Effective Communication Skills

Effective communication skills start with three key areas for growth. They are:

Respecting Differences
Seeking to Understand
Connecting with Others


Let’s explore each of these.


Respecting Differences

Although we all listen to each other when we communicate it can be difficult to view situations and circumstances from the perspective of others. Our individual frame of reference is frequently so strongly ingrained that we are unable to see the world as others do.

Dale Carnegie was an insightful man with effective communication skills who wrote a great book first published in 1937 called How to Win Friends and Influence People. Mr. Carnegie addressed how differently we view ourselves in comparison to how others view us.

In one example he explains how almost every good citizen at the time (the 1930s) felt Al Capone was a notorious criminal. On the other side, Al Capone couldn’t figure out why everyone hated him so much.

Capone said: “I have spent the best years of my life giving people the lighter pleasures, helping them to have a good time and all I get is abuse, the existence of a hunted man.” Interesting difference of perceptions isn’t it?

People frequently have different perceptions of themselves than others have of them. Sometimes these differences of reality are dramatic.

The lesson of Carnegie’s book is that we all see the world differently and to interact with others it is important to respect and validate them. This simple but powerful concept gives us invaluable insight on how to interact with others to connect and communicate effectively.

 

Seeking to Understand

Seeking to understand others is another powerful communication skills. Life’s classroom is always open for the willing and motivated.

To learn about another person, ask many probing but respectful questions and listen carefully to the answers.

Ask about a person’s family, upbringing, beliefs, culture, experiences and so forth to really get to know that individual.

Asking these questions helps understanding of many of the reasons this individual acts, reacts and manages situations and circumstances in a certain way.

Try to minimize judgment, rejection or criticizing by listening and putting personal prejudices in check as much as possible.
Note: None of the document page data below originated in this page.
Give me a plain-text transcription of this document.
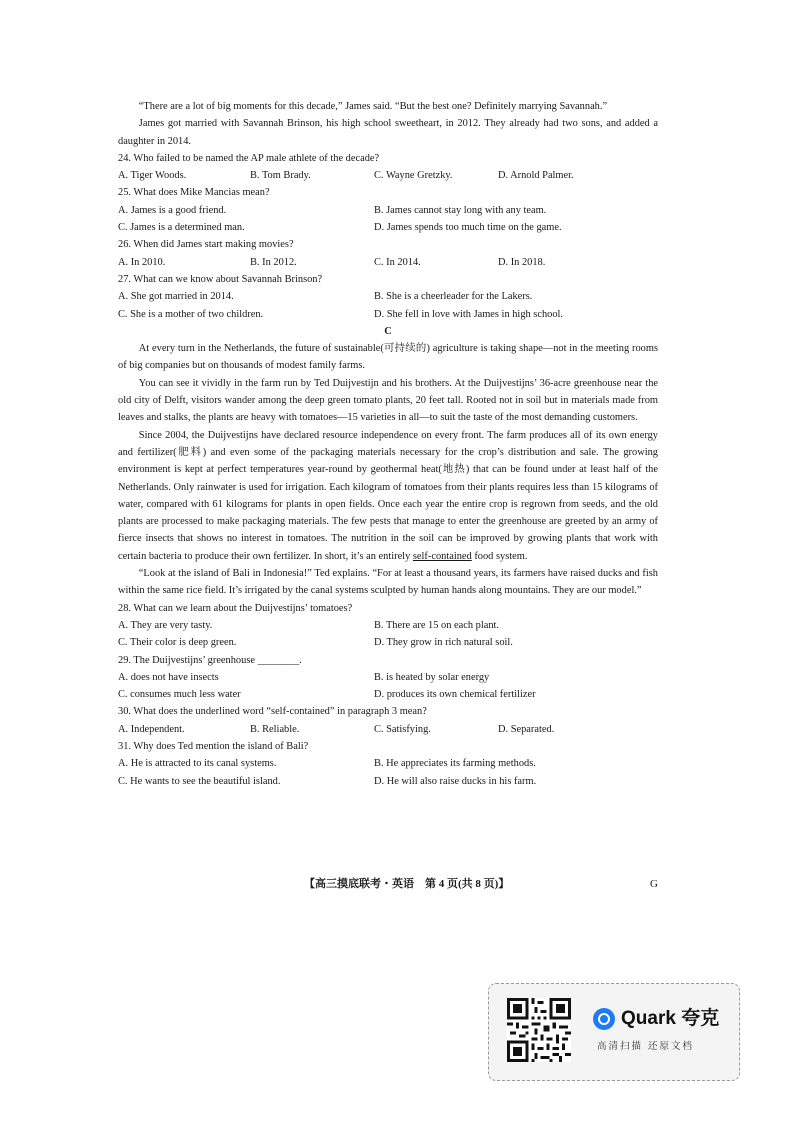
“There are a lot of big moments for this decade,” James said. “But the best one? Definitely marrying Savannah.”

James got married with Savannah Brinson, his high school sweetheart, in 2012. They already had two sons, and added a daughter in 2014.

24. Who failed to be named the AP male athlete of the decade?

A. Tiger Woods.	B. Tom Brady.	C. Wayne Gretzky.	D. Arnold Palmer.

25. What does Mike Mancias mean?

A. James is a good friend.	B. James cannot stay long with any team.
C. James is a determined man.	D. James spends too much time on the game.

26. When did James start making movies?

A. In 2010.	B. In 2012.	C. In 2014.	D. In 2018.

27. What can we know about Savannah Brinson?

A. She got married in 2014.	B. She is a cheerleader for the Lakers.
C. She is a mother of two children.	D. She fell in love with James in high school.

C

At every turn in the Netherlands, the future of sustainable(可持续的) agriculture is taking shape—not in the meeting rooms of big companies but on thousands of modest family farms.

You can see it vividly in the farm run by Ted Duijvestijn and his brothers. At the Duijvestijns’ 36-acre greenhouse near the old city of Delft, visitors wander among the deep green tomato plants, 20 feet tall. Rooted not in soil but in materials made from leaves and stalks, the plants are heavy with tomatoes—15 varieties in all—to suit the taste of the most demanding customers.

Since 2004, the Duijvestijns have declared resource independence on every front. The farm produces all of its own energy and fertilizer(肥料) and even some of the packaging materials necessary for the crop’s distribution and sale. The growing environment is kept at perfect temperatures year-round by geothermal heat(地热) that can be found under at least half of the Netherlands. Only rainwater is used for irrigation. Each kilogram of tomatoes from their plants requires less than 15 kilograms of water, compared with 61 kilograms for plants in open fields. Once each year the entire crop is regrown from seeds, and the old plants are processed to make packaging materials. The few pests that manage to enter the greenhouse are greeted by an army of fierce insects that shows no interest in tomatoes. The nutrition in the soil can be improved by growing plants that work with certain bacteria to produce their own fertilizer. In short, it’s an entirely self-contained food system.

“Look at the island of Bali in Indonesia!” Ted explains. “For at least a thousand years, its farmers have raised ducks and fish within the same rice field. It’s irrigated by the canal systems sculpted by human hands along mountains. They are our model.”

28. What can we learn about the Duijvestijns’ tomatoes?

A. They are very tasty.	B. There are 15 on each plant.
C. Their color is deep green.	D. They grow in rich natural soil.

29. The Duijvestijns’ greenhouse ________.

A. does not have insects	B. is heated by solar energy
C. consumes much less water	D. produces its own chemical fertilizer

30. What does the underlined word “self-contained” in paragraph 3 mean?

A. Independent.	B. Reliable.	C. Satisfying.	D. Separated.

31. Why does Ted mention the island of Bali?

A. He is attracted to its canal systems.	B. He appreciates its farming methods.
C. He wants to see the beautiful island.	D. He will also raise ducks in his farm.
【高三摸底联考・英语　第 4 页(共 8 页)】	G
Quark 夸克
高清扫描 还原文档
This encourages others to be open and honest and helps them feel comfortable and safe.

The benefits of understanding others are significant.

First, the more we learn about others the more our own frame of reference of the world expands. We become better equipped to manage a myriad of relationship issues.

When we make the shift to understanding there is no “one right way” to see or do anything we open up limitless possibilities for doing things in creative new ways. Life is more interesting and fun.

And second, understanding others leads to better relationships. People relate best to those who empathize with them. We all feel more comfortable with others who can see our point of view even if there are differences of opinion.

Connecting with Others

There are an infinite opportunities to connect with others. Connecting is another of the effective communication skills. One way we connect with others (including complete strangers) is through a common interest. We connect well with people who we relate to.

There are many signals of common interests. It may be a shirt logo of an organization like the Sierra Club, or a bumper sticker of a school that your child attends.

It might be seeing a unique car that you have (or would like to have), or other subtle signals that say: “Hey, I have a passion for…, if you have the same interest, please talk to me.”

I have enjoyed diving a great deal. When I see someone with a dive logo on his or her car, or t-shirt, or has some other diving identifier I feel an immediate connection.

When time permits, I enjoy striking up a conversation about where he or she has dived, what his or her greatest diving adventures have been, and so forth.

One pleasant Saturday I walked around my neighborhood and stopped by the local pool. I saw a dive suit hanging over a chair. Someone in the pool was trying out his dive gear.

I introduced myself and we talked for about 20 minutes about diving. The visual signal told me I would probably be welcome if I tried to strike up a conversation.

People are continually reaching out consciously and subconsciously to connect with others. They wear these flags in a wide array of forms to reflect their enjoyment and pride in their passions. Also, exploring these connections is a way for you to let others know more about yourself.

 

Moving Forward - Effective Communication Skills

Everyone has challenges with communication. Effective communication skills don’t come easy. As a matter of fact, they are quite challenging.

Reaching out to others to connect becomes less and less common as our population grows and the pressures of life increase.

The enormous number of interactions we have coupled with increasingly busy schedules and a concern of being rejected, misunderstood or manipulated can be daunting. These fears constantly hold us back from reaching out to others.

Becoming a student of people is key to improving effective communication skills.

It isn’t easy, but the rewards far exceed the labor put into the effort. This bold step has to start with a conscious effort.

Are you ready to take on the challenge?